In case he appears to be exaggerating he instances the Anglican Church where he says a Congress at that date in Wales would consist of 22 Thomas Jones, 21 John Williams, 20 John Jones, 17 David Jones, 17 William Jones, 15 David Davies and 13 William Williams. Not to be beaten the Calvinistic Methodists could offer 11 ministers named John Jones and 11 named William Jones. (Researchers using the Dictionary of Welsh Biography will be familiar with the problems this can cause.) Parliament in that era had three David Davies and indeed still has two even if one of them has an omitted “e”. When the Land Commission visited Carmarthenshire in the late 19th century, according to Morris, 65 of the 134 witnesses were called Jones, Evans, or Davies.

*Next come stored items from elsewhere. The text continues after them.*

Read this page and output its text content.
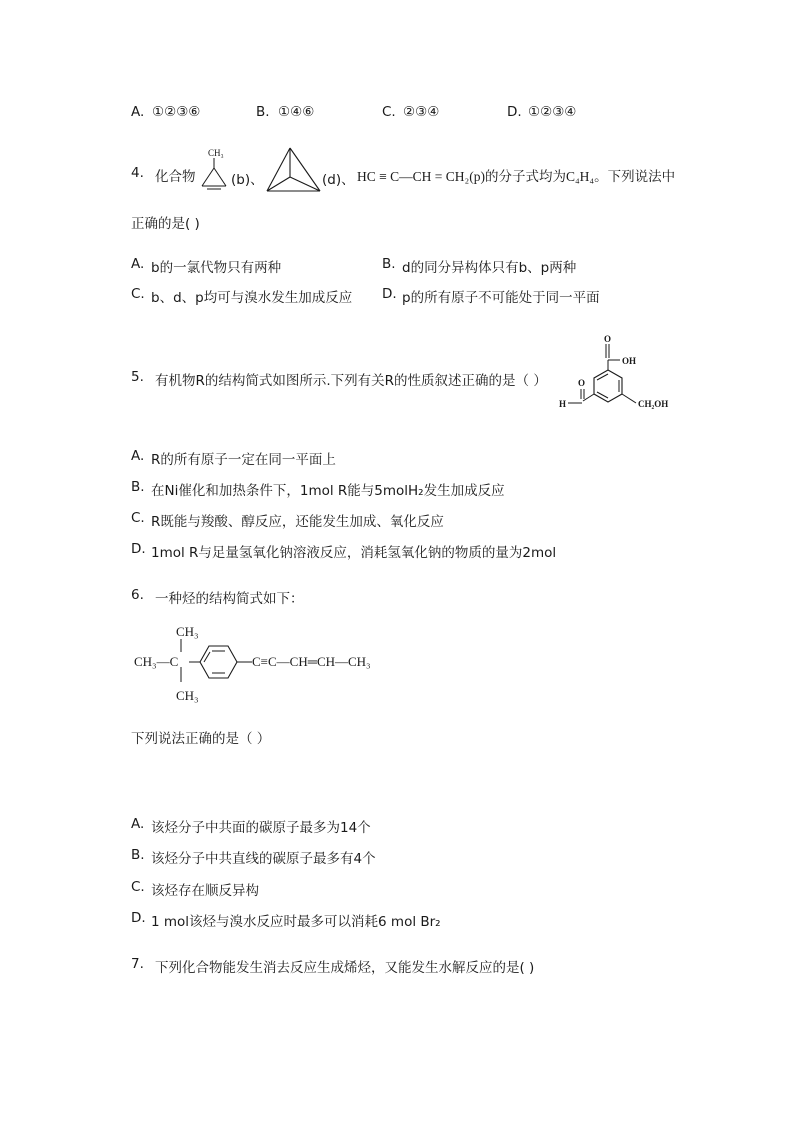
A. ①②③⑥	B. ①④⑥	C. ②③④	D. ①②③④
4. 化合物
CH₃
(b)、	(d)、 HC ≡ C—CH = CH₂(p)的分子式均为C₄H₄。下列说法中
正确的是( )
A. b的一氯代物只有两种	B. d的同分异构体只有b、p两种
C. b、d、p均可与溴水发生加成反应 D. p的所有原子不可能处于同一平面
5. 有机物R的结构简式如图所示.下列有关R的性质叙述正确的是（ ）
O
OH
O
H	CH₂OH
A. R的所有原子一定在同一平面上
B. 在Ni催化和加热条件下，1mol R能与5molH₂发生加成反应
C. R既能与羧酸、醇反应，还能发生加成、氧化反应
D. 1mol R与足量氢氧化钠溶液反应，消耗氢氧化钠的物质的量为2mol
6. 一种烃的结构简式如下：
CH₃
CH₃—C
CH₃
C≡C—CH═CH—CH₃
下列说法正确的是（ ）
A. 该烃分子中共面的碳原子最多为14个
B. 该烃分子中共直线的碳原子最多有4个
C. 该烃存在顺反异构
D. 1 mol该烃与溴水反应时最多可以消耗6 mol Br₂
7. 下列化合物能发生消去反应生成烯烃，又能发生水解反应的是( )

Though Acts of Parliament and Deed Poll are mechanisms for changing surnames, Morris, a lawyer, argues that law requires neither, citing as precedent a ruling by the Master of the Rolls, Joseph Jekyll, dating as far back as 1735. An individual can be known by the name he wishes as long as the change is not made for reasons of fraud and indeed entertainers were adopting more stage-friendly monikers in Morris’s time and still do. (Who after all would think of Reginald Dwight singing Candle in the Wind or Archibald Leach starring in North by Northwest?
Morris suggested the passing of an Act of Parliament whereby anyone who desired to change their name could do so at a Registry of Births Marriages and Deaths on payment of a fee – half a crown or five shillings the appropriate sum in his view. Welsh people, he hoped would get away from the narrow range of Norman and Biblical Christian names then in vogue and go back in Welsh history and literature to mine the huge variety of names found there. For surnames they could make use of place and geographical names in Wales. Where patronymics survived the designation “ap” might be brought back into use.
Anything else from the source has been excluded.